📊 National Accounts March 2026

Tags
Economic Updates
date
June 3, 2026

The March quarter national accounts were a soft print, but not a disaster. Growth slowed hard, the economy is still ticking over for the year, but the return to negative productivity is the real worry.

📈 GDP grew 0.3% QoQ (⬇️ 0.6%)

📈 GDP was up 2.5% YoY (↔️)

📈 GDP per capita fell 0.1% QoQ (⬇️ 0.6%)

📈 Productivity (GDP per hour worked) fell 0.6% QoQ (⬇️ 0.6%)

📈 Real unit labour costs rose 0.5% QoQ (⬆️ 1.2%)

📈 Household saving ratio fell to 6.2% (⬇️ 0.8%)

📈 Net trade detracted 0.8ppt from growth (⬇️ from nil)

The headline only stayed positive on the back of a surge in private investment, and even that came with a sting in the tail. Business investment in machinery and equipment jumped 16.3%, driven by data centre buildouts in NSW and Victoria. But almost all of that kit was imported, so the same spending that propped up the growth number also blew out imports and dragged net trade down 0.8 points. It tipped Australia into its first trade deficit since 2017. Strip out the data centre story and this was a weak quarter. Government spending added nothing, and household consumption was soft with discretionary spending essentially flat.

The productivity number is the one that should worry everyone. Output per hour worked went backwards 0.6% and is barely positive over the year at 0.3%. At the same time, real unit labour costs turned back up. In plain terms, we are paying more for each unit of output, which is exactly the dynamic that keeps domestic inflation sticky. With the RBA already hiking into the fuel shock, a fresh deterioration in productivity gives them even less room to move. The fall in household savings tells the same story from the other side, with the ratio dropping to 6.2% as families run down their buffers to cover higher fuel and energy costs.

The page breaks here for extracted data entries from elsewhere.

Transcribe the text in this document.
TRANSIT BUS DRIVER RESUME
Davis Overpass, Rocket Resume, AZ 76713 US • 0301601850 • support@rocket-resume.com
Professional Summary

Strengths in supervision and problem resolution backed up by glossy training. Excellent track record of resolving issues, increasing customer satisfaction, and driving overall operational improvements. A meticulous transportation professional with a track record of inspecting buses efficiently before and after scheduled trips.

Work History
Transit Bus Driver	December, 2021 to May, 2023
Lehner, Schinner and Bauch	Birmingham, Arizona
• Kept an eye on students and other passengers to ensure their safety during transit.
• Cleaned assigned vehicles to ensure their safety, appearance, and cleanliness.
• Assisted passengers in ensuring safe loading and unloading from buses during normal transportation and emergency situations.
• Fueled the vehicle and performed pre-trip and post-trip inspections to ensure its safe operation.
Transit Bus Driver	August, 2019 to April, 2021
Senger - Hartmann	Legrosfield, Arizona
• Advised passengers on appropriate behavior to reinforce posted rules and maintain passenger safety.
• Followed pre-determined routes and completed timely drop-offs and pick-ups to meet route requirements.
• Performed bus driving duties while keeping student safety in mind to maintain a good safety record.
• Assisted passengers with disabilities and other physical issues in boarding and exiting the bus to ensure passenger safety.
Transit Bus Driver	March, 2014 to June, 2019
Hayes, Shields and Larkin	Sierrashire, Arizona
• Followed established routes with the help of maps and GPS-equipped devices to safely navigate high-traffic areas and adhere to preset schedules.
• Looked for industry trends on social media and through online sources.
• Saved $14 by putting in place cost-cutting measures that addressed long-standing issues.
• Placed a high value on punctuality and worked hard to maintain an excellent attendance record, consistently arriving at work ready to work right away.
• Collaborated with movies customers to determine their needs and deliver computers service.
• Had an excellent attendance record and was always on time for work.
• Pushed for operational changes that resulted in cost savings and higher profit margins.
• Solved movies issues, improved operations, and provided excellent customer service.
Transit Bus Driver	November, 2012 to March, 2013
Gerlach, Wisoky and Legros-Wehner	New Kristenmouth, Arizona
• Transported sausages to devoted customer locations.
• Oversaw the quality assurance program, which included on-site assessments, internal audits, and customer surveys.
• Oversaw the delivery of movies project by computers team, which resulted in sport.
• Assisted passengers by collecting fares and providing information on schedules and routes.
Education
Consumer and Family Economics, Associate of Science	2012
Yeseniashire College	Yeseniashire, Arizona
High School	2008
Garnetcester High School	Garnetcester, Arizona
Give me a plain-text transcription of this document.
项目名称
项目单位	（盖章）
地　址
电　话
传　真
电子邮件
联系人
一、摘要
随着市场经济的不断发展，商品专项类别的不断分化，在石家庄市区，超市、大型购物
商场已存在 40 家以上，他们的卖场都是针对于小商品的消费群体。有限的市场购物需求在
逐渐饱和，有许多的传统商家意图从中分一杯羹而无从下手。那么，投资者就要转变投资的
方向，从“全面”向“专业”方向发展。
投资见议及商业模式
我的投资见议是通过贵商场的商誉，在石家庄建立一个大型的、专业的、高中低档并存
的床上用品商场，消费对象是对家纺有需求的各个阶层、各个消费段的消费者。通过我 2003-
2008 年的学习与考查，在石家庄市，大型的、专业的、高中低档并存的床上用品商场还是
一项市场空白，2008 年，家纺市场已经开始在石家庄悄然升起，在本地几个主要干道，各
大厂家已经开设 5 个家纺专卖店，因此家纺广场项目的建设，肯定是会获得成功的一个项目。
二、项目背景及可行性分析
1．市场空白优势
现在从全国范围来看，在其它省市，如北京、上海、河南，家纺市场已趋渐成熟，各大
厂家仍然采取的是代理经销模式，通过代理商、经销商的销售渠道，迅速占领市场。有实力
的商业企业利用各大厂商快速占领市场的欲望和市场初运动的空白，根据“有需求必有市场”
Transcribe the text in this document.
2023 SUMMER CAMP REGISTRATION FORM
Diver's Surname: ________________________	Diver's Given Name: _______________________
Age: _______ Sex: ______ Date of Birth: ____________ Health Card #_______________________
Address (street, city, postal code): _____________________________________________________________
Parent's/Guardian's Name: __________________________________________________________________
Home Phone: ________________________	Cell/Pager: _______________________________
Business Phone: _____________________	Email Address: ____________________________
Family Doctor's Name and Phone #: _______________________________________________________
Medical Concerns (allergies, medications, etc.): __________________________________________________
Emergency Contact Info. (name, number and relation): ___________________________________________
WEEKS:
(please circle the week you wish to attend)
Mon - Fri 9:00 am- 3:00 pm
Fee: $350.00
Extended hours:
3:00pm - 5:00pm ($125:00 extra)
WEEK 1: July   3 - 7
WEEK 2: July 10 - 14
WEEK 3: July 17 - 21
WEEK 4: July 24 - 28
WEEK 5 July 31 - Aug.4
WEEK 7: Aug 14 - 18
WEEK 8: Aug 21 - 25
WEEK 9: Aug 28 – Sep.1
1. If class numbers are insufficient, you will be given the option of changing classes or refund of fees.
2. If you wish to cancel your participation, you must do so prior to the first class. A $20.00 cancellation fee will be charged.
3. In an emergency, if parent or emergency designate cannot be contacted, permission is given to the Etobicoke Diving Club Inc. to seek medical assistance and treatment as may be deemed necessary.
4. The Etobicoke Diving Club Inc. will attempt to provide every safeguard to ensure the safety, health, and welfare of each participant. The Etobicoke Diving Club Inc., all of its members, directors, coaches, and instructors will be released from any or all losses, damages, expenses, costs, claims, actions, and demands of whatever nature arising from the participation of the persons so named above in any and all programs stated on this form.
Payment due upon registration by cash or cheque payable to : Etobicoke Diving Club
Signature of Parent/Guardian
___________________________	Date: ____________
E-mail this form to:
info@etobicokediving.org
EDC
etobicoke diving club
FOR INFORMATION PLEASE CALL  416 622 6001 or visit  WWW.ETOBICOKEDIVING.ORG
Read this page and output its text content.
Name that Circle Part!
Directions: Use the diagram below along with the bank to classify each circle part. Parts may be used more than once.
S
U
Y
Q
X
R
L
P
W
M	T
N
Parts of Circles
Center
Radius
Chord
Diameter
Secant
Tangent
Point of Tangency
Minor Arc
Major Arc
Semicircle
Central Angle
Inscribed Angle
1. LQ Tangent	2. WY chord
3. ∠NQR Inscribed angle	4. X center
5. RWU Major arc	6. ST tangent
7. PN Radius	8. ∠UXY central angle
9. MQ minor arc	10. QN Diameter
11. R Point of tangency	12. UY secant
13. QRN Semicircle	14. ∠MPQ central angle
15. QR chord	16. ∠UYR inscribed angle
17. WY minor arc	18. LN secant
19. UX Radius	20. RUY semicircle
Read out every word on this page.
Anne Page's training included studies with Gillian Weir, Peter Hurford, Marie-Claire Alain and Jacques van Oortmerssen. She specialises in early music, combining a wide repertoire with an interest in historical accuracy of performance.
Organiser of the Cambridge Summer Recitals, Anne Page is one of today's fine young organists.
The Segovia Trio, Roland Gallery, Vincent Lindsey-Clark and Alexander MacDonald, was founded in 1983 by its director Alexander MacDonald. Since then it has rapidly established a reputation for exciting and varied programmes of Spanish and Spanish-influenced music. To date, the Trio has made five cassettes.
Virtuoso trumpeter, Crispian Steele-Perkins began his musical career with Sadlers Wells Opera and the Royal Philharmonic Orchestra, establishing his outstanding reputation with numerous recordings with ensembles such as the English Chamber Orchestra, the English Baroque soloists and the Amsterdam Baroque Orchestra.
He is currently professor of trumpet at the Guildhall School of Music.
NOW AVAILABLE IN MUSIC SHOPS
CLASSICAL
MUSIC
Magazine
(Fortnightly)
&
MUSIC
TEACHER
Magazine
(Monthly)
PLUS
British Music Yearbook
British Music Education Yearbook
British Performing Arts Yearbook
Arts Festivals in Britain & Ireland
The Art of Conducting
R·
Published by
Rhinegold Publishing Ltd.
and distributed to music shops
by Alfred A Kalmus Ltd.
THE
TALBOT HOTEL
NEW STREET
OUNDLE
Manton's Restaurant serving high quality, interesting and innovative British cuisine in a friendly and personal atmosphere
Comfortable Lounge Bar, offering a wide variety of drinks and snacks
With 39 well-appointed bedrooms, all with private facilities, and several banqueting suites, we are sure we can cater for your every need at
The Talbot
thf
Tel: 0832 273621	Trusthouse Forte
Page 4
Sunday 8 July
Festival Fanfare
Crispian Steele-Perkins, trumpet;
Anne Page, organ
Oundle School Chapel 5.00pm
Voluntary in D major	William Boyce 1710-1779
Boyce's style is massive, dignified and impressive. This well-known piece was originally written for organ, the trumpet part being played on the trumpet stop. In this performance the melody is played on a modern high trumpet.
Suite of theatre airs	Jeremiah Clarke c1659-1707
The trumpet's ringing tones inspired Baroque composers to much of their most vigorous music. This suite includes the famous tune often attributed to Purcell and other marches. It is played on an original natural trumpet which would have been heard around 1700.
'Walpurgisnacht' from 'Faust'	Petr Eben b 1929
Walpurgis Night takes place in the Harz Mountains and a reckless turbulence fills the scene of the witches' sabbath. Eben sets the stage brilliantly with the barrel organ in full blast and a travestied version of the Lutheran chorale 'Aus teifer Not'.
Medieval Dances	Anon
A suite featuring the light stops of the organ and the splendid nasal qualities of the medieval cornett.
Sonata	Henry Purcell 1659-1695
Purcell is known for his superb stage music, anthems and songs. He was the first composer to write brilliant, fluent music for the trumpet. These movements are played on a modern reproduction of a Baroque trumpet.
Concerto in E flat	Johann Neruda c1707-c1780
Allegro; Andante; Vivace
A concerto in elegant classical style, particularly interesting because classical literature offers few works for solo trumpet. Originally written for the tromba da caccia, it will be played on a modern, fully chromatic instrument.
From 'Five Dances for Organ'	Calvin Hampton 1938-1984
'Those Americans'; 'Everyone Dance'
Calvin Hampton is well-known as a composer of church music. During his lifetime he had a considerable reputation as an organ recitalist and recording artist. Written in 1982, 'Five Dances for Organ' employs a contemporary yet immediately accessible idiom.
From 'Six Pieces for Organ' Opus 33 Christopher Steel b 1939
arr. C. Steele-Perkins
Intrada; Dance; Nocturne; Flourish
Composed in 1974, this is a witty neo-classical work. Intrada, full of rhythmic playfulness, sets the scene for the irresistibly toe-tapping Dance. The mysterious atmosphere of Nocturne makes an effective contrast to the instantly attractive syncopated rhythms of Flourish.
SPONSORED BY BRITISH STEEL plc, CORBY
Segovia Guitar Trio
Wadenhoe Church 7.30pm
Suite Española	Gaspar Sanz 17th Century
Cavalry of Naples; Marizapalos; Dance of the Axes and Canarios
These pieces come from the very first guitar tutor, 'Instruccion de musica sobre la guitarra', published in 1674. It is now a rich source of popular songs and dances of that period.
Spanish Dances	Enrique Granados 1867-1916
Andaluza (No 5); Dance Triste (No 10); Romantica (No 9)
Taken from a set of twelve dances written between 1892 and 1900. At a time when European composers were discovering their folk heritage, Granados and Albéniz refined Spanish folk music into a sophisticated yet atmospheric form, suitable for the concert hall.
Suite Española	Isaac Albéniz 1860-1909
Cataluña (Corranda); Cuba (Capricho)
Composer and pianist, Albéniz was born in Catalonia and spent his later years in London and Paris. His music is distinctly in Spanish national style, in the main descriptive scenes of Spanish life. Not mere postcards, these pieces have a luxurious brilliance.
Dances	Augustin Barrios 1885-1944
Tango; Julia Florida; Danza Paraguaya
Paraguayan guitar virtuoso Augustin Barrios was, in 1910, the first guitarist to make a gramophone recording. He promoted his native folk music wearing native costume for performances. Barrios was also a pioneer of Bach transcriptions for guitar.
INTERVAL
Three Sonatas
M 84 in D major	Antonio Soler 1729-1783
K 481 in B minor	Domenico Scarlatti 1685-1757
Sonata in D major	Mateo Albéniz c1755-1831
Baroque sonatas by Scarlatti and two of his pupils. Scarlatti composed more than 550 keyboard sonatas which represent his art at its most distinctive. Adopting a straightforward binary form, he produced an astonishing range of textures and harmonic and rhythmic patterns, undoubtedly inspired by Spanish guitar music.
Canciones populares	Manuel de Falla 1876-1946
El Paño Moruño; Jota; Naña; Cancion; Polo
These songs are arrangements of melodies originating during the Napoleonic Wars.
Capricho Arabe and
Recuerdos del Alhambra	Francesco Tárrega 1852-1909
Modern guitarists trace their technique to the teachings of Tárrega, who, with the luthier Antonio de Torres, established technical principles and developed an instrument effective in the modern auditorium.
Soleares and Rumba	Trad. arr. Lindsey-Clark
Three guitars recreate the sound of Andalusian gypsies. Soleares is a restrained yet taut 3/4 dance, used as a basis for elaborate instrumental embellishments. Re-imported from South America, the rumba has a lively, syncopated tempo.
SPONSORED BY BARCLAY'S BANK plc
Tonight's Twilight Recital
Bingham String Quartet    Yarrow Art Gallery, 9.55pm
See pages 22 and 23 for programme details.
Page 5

The important caveat is that this print is backward looking. The March quarter only captured the very start of the Hormuz fuel shock, so the real damage is still ahead of us. The June quarter is where higher fuel, freight, and input costs land in full, right as households are tapped out and confidence is on the floor. If you are running an SME, do not take any comfort from a positive headline. Growth is slowing, your customers have less to spend, and your costs are still climbing. Plan your cash flow for a tougher second half, not a recovery.